A Renewable Alternative Fuel
Biodiesel fuel is a cleaner burning, renewable alternative to diesel fuel made from any biologically based oil. While commercial biodiesel is commonly made from virgin vegetable oils pressed from soybean, canola, peanut, or sunflower seeds, many small processing facilities around the world take advantage of waste fryer oil from restaurants.

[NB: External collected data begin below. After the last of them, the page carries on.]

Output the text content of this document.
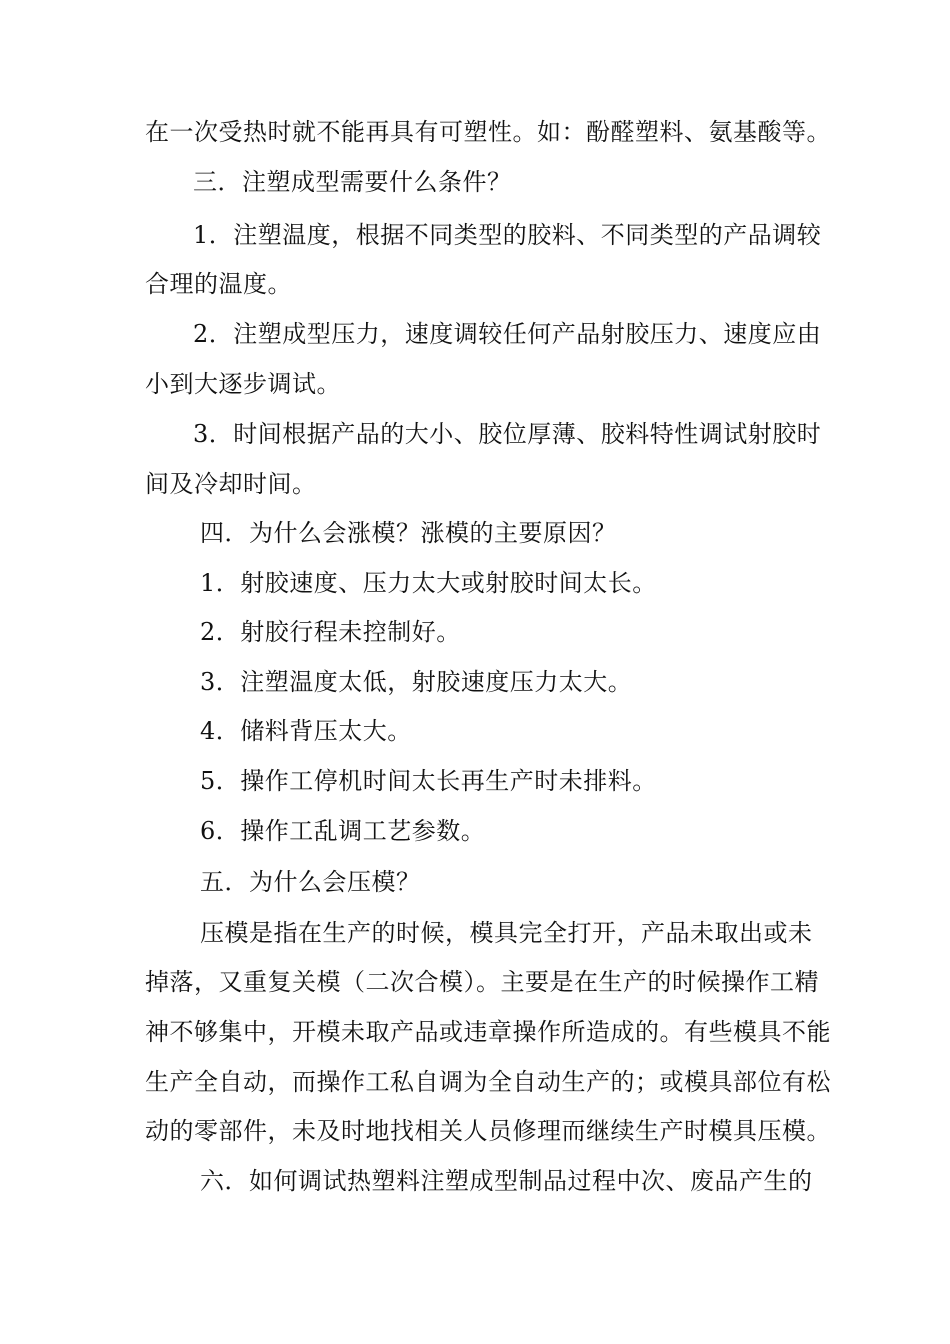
在一次受热时就不能再具有可塑性。如：酚醛塑料、氨基酸等。
三．注塑成型需要什么条件？
1．注塑温度，根据不同类型的胶料、不同类型的产品调较
合理的温度。
2．注塑成型压力，速度调较任何产品射胶压力、速度应由
小到大逐步调试。
3．时间根据产品的大小、胶位厚薄、胶料特性调试射胶时
间及冷却时间。
四．为什么会涨模？涨模的主要原因？
1．射胶速度、压力太大或射胶时间太长。
2．射胶行程未控制好。
3．注塑温度太低，射胶速度压力太大。
4．储料背压太大。
5．操作工停机时间太长再生产时未排料。
6．操作工乱调工艺参数。
五．为什么会压模？
压模是指在生产的时候，模具完全打开，产品未取出或未
掉落，又重复关模（二次合模）。主要是在生产的时候操作工精
神不够集中，开模未取产品或违章操作所造成的。有些模具不能
生产全自动，而操作工私自调为全自动生产的；或模具部位有松
动的零部件，未及时地找相关人员修理而继续生产时模具压模。
六．如何调试热塑料注塑成型制品过程中次、废品产生的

"The use of plant oil as fuel may seem insignificant today, but such oil can, in time, become just as important as petroleum and these coal-tar-products of the present day."
— Rudolf Diesel, 1912
Biodiesel is a renewable resource that is non-toxic, biodegradable, and energy efficient. It is the first alternative fuel to pass the heath effect tests of the Clean Air Amendments of 1990 and the only fuel that can directly replace petroleum based diesel in cars. Studies conducted by the US National Renewable Energy Lab found that tailpipe emissions in diesel engines using biodiesel have a significantly reduced amount of carbon dioxide, hydrocarbons, and particulate matter released into the atmosphere. Small-scale production is a growing trend on farms and at colleges around the country. The Biodiesel Project at Dickinson College began as a research project and continues to provide the campus with opportunities to study and explore biofuels, solar hot water, and other renewable energies.
Biodiesel is created via the transesterification process, which simply stated, turns waste vegetable oil (WVO), mixed with lye and methanol, into a useable renewable fuel. The biodiesel fuel, in support of our sustainability initiative at Dickinson, is then used to power college vehicles and machinery.